Des évolutions des modèles agricoles attendues chez les ONG
En ce qui concerne France nature environnement, le constat est plus mesuré. L’ONG salue, elle aussi, par voie de communiqué, la tonalité des annonces : « le chef de l’État a (enfin) parlé de sobriété ». Elle se félicite aussi « de la reconnaissance par le chef de l’État de la nécessité de « réinventer les modèles agricoles », et appelle le président à s’y engager dans la future loi d’avenir agricole. L’ONG s’étonne cependant de la revue à la baisse des objectifs des Assises de l’eau, à savoir le décalage de 2025 à 2030 des économies d’eau de l’ordre de 10 % à réaliser. « La France subit déjà à minima une baisse de 14 % de ses ressources en eau douce renouvelable depuis le début du siècle et presque rien n’a été fait pour s’y adapter, rappelle Arnaud Schwartz, président de France Nature Environnement. Reculer les échéances va inévitablement continuer à peser sur les écosystèmes. »

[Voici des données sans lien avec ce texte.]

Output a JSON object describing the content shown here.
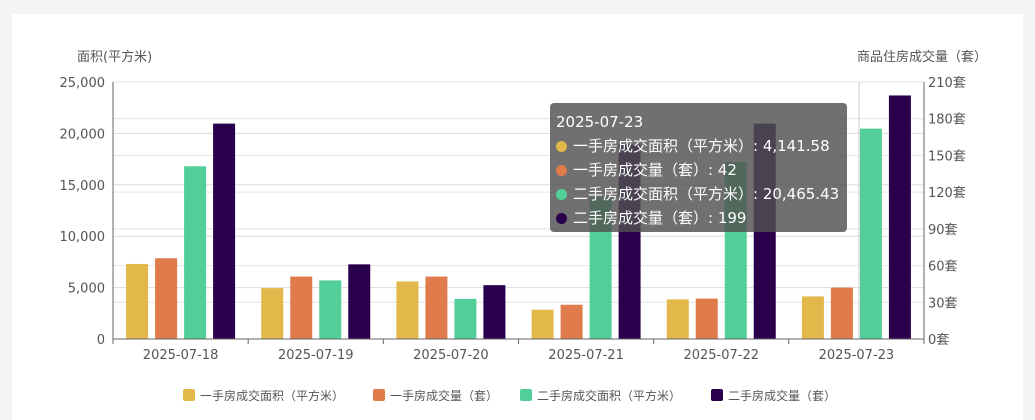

Le discours est beaucoup plus direct du côté de la Confédération paysanne, qui regrette pour sa part un plan « à contre-courant des urgences ». Selon le syndicat, « derrière des termes et des éléments de langage sur la »sobriété« , les propositions de ce plan ne changeront pas grand-chose face aux grands enjeux de la protection de la ressource en eau ». Il demande ainsi l’arrêt des projets de méga bassines.